Master this ricotta filling and use it to fill pastas of all kinds, from cannelloni to ravioli.

By Lisa Featherby
  • Serves 6
  • 15 mins preparation
  • 10 mins cooking plus cooling
Chicory, spinach and ricotta filling
Chicory, spinach and ricotta filling

This creamy, herby mix is the traditional filling for the northern Italian pasta dish of rotolo di pasta ripieno, but you can use it in a variety of other stuffed pastas.
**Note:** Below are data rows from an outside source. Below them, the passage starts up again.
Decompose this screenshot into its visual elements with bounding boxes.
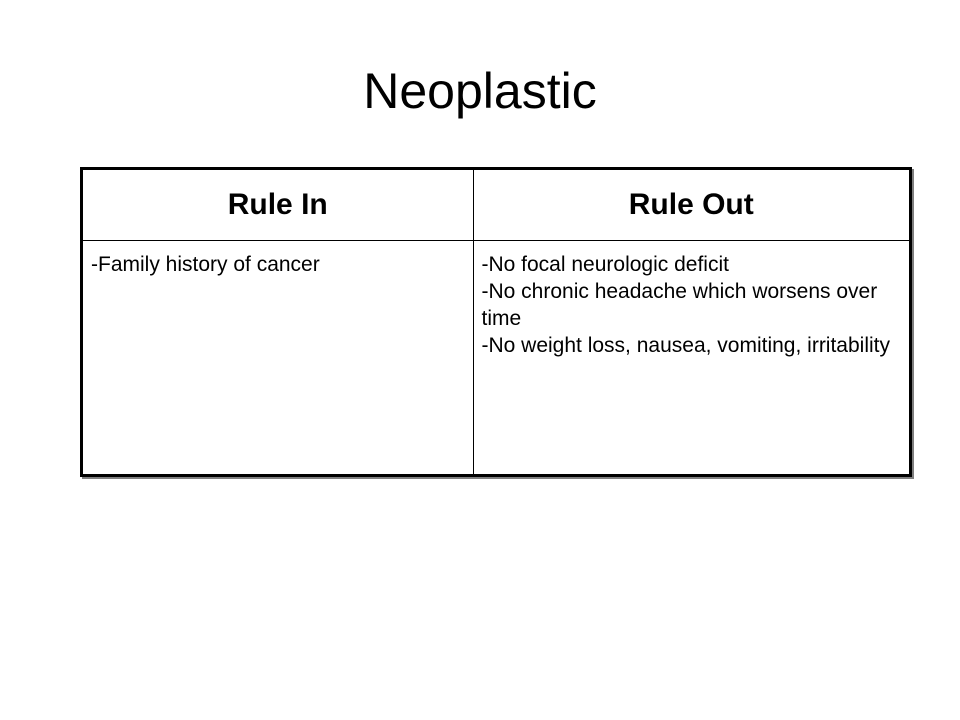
slide-title: Neoplastic <box>363 63 597 119</box>
table-row <box>83 241 909 475</box>
header-rule-out: Rule Out <box>473 170 909 241</box>
cell-rule-out <box>473 241 909 475</box>
rule-table <box>83 170 909 474</box>
rule-table-container <box>80 167 912 477</box>
rule-out-item: -No focal neurologic deficit <box>481 253 729 276</box>
rule-in-item: -Family history of cancer <box>91 253 320 276</box>
rule-out-item: -No chronic headache which worsens over time <box>481 280 878 330</box>
rule-out-item: -No weight loss, nausea, vomiting, irritability <box>481 334 890 357</box>
table-header-row <box>83 170 909 241</box>
header-rule-in: Rule In <box>83 170 473 241</box>
cell-rule-in <box>83 241 473 475</box>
The only limit is your imagination.

Ingredients

  • 1 tbsp olive oil
  • 1 onion, diced
  • 2 garlic cloves, finely chopped
  • 4 bunches spinach, trimmed
  • 1 bunch chicory, trimmed
  • 400 gm ricotta
  • 100 gm finely grated parmesan
  • Finely grated rind of 1 lemon
  • To taste: freshly grated nutmeg

Method

  • 1
    Heat oil in a small frying pan over medium-high heat. Add onion and garlic, sauté until tender (5-10 minutes). Transfer to a large bowl and set aside to cool to room temperature.
  • 2
    Meanwhile, blanch spinach and chicory until just tender (5-10 seconds), then refresh. Drain, squeeze out excess water, coarsely chop and add to onion mixture with remaining ingredients. Season liberally to taste and refrigerate until required for rotolo di pasta ripieno recipe.